How do I clean and prepare my garden tools?
Proper care of garden tools and equipment prolongs their life, prevents costly repairs and improves their performance. Remove caked-on soil from shovels, spades, hoes and rakes with a wire brush or stiff putty knife. Wash the tools with a strong stream of water, then dry. Wipe the metal surfaces with an oily rag or spray with WD-40 to help prevent corrosion. Sand rough wooden handles, then wipe with linseed oil to prevent drying and cracking.
Over time, cultivation tools like hoes, shovels and spades get nicked and damaged by stones and soil. Sharpening the blades of cultivation tools will make them easier and safer to use. To sharpen cultivation tools, start by securing the tool by the handle in a bench vise with the front side facing up. Using a metal file, sharpen the edge by pushing the file away from you across the blade. Hold the file at the same angle during the entire process, using the existing beveled angle at the tool's edge as a guide. Work slowly and evenly so that a shine appears about one-quarter-inch back from the blade's edge along the entire edge. Then turn the tool over and remove any burrs from the underside of the blade edge by lightly pushing the metal file away from you with the same smooth and even motion as before. Depending on the amount of use, most cultivation tools only need sharpening once a year.
How do I prepare my lawn mower for spring?
Spring is the best time to service the engine and sharpen the blades to ensure the mower runs smoothly and cleanly cuts the lawn. Start by checking the oil. Some mowers benefit from changing the oil once a year. Others only require the oil to be topped off in the spring. Check your owner's manual and follow those instructions to check or change the oil. Check all filters, including the air, oil and fuel filters, and clean or replace them as needed. Ideally, the fuel tank was drained or run dry in the fall, but if it wasn't, it is important to remove the old fuel and replace it with new before starting up the mower for the first time in spring. Check and replace the spark plug every one to three years. A fresh spark plug will allow the engine to run better and start up easier.

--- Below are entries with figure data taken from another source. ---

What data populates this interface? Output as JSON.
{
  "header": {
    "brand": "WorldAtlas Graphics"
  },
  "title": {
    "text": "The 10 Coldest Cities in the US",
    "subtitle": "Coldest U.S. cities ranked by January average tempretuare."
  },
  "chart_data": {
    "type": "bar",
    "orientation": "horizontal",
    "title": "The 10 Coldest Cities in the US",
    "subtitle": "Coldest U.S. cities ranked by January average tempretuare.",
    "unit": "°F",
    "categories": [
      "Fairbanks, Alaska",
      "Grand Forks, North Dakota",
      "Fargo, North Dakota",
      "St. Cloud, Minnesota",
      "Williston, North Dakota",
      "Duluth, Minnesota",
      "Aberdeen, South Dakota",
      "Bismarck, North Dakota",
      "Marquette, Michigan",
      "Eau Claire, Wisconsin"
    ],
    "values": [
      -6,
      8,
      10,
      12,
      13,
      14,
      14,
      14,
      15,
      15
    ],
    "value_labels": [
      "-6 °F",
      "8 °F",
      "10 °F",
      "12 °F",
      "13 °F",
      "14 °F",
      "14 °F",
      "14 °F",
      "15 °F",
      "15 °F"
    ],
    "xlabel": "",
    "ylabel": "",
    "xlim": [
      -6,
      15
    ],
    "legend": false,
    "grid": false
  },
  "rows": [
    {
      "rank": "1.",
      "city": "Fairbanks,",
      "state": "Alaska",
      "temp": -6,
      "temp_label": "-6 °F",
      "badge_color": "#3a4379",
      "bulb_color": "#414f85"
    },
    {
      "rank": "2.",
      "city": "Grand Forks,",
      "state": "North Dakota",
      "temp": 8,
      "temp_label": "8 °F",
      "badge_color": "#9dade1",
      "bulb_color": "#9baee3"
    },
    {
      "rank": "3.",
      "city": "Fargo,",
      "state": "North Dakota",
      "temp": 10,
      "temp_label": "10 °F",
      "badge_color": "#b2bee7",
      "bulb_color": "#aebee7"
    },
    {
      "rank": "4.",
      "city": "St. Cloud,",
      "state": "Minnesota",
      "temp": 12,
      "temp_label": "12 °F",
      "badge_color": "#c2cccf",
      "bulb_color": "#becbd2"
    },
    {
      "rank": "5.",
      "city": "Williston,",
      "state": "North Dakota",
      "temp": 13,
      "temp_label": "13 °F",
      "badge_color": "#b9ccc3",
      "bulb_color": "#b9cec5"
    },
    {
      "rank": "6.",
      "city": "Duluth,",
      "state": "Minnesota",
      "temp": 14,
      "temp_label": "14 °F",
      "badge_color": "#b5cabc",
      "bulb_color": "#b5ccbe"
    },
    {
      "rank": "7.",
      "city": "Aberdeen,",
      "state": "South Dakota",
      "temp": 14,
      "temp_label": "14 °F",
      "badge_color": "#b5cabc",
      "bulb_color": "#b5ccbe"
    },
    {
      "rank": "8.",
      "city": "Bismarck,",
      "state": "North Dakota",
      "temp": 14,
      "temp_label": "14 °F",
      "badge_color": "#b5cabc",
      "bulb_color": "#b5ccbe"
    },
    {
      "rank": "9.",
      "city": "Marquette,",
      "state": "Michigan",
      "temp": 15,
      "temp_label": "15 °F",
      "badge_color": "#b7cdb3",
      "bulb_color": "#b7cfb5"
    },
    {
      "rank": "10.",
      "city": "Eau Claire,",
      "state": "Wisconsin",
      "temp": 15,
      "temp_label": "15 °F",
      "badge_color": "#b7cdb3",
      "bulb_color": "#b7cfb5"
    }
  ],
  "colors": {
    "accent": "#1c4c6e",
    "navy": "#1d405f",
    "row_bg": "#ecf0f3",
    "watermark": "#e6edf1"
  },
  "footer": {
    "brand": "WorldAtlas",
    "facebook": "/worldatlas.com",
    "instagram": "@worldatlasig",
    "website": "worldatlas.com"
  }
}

Take the opportunity to sharpen the blades and clean the mower deck while the fuel tank is empty. Dull mower blades make the engine work harder and tear or rip grass blades rather than cleanly slicing them. The ragged edge of a grass leaf cut with a dull mower blade will turn brown and allow some disease pathogens to infect the leaf more easily. To remove the blade, wear heavy leather gloves, disconnect the spark plug (or remove the battery on an electric mower), and jam in a short 2x4 to keep the blade from turning. Loosen the bolt at the center of the blade using a socket wrench. It may take some leverage to get it loose! Once removed, you can sharpen the blades yourself or take them to a hardware store or outdoor equipment retailer for sharpening. While the blade is out, this is also the perfect time to clean the mower deck. Use a strong stream of water and a putty knife to remove built-up debris from the underside of the deck and wash or blow leaves and grass from all the other areas of the mower.